VPN traffic is kept confidential with encryption. Plaintext data that is transported over the Internet can be intercepted and read. Encrypt the date to keep it private. Digitally encrypting the data renders it unreadable until it is unencrypted by the authorized receiver.

For encrypted communication to work, both the sender and the receiver must know the rules that are used to transform the original message into its coded form. Rules are based on algorithms and associated keys. In the context of encryption, an algorithm is a mathematical sequence of steps that combines a message, text, digits, or all three with a string of digits that are called a key. The output is an unreadable cipher string. The encryption algorithm also specifies how an encrypted message is decrypted. Decryption is extremely difficult or impossible without the correct key.

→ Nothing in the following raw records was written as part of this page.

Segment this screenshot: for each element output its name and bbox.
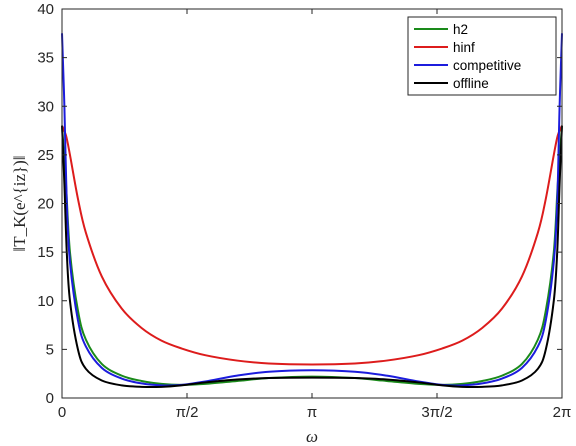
y-axis-label: ‖T_K(e^{iz})‖ (10, 155, 29, 251)
ticks-layer: 0 π/2 π 3π/2 2π 0 5 10 15 20 25 30 35 40 (37, 1, 571, 421)
x-tick-label: 0 (58, 404, 66, 421)
legend-label: h2 (453, 22, 468, 37)
x-tick-label: π (307, 404, 317, 421)
y-tick-label: 30 (37, 98, 54, 115)
legend: h2 hinf competitive offline (407, 16, 557, 96)
y-tick-label: 15 (37, 244, 54, 261)
y-tick-label: 40 (37, 1, 54, 18)
series-line-offline (61, 125, 563, 388)
y-tick-label: 25 (37, 147, 54, 164)
series-layer (61, 33, 563, 388)
y-tick-label: 0 (46, 390, 54, 407)
legend-label: offline (453, 76, 489, 91)
series-line-competitive (61, 33, 563, 387)
y-tick-label: 10 (37, 293, 54, 310)
y-tick-label: 5 (46, 341, 54, 358)
x-tick-label: 3π/2 (421, 404, 452, 421)
series-line-hinf (61, 125, 563, 366)
y-tick-label: 20 (37, 196, 54, 213)
legend-label: hinf (453, 40, 475, 55)
x-axis-label: ω (306, 427, 318, 446)
y-tick-label: 35 (37, 50, 54, 67)
x-tick-label: 2π (553, 404, 572, 421)
legend-label: competitive (453, 58, 521, 73)
x-tick-label: π/2 (176, 404, 199, 421)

In the figure, Gail wants to send an electronic funds transfer (EFT) across the Internet to Jeremy. At the local end, the document is combined with a key and run through an encryption algorithm. The output is encrypted ciphertext. The ciphertext is then sent through the Internet. At the remote end, the message is recombined with a key and sent back through the encryption algorithm. The output is the original financial document.

Confidentiality is achieved through the encryption of traffic as it travels through a VPN. The degree of security depends on the key length of the encryption algorithm and the sophistication of the algorithm. If a hacker tries to hack the key through a brute-force attack, the number of possibilities to try is a function of the key length. The time to process all of the possibilities is a function of the computer power of the attacking device. The shorter the key, the easier it is to break. For example, where a relatively sophisticated computer may take approximately one year to break a 64-bit long key, the same computer may take anywhere from 10 to 19 years to decrypt a 128-bit long key.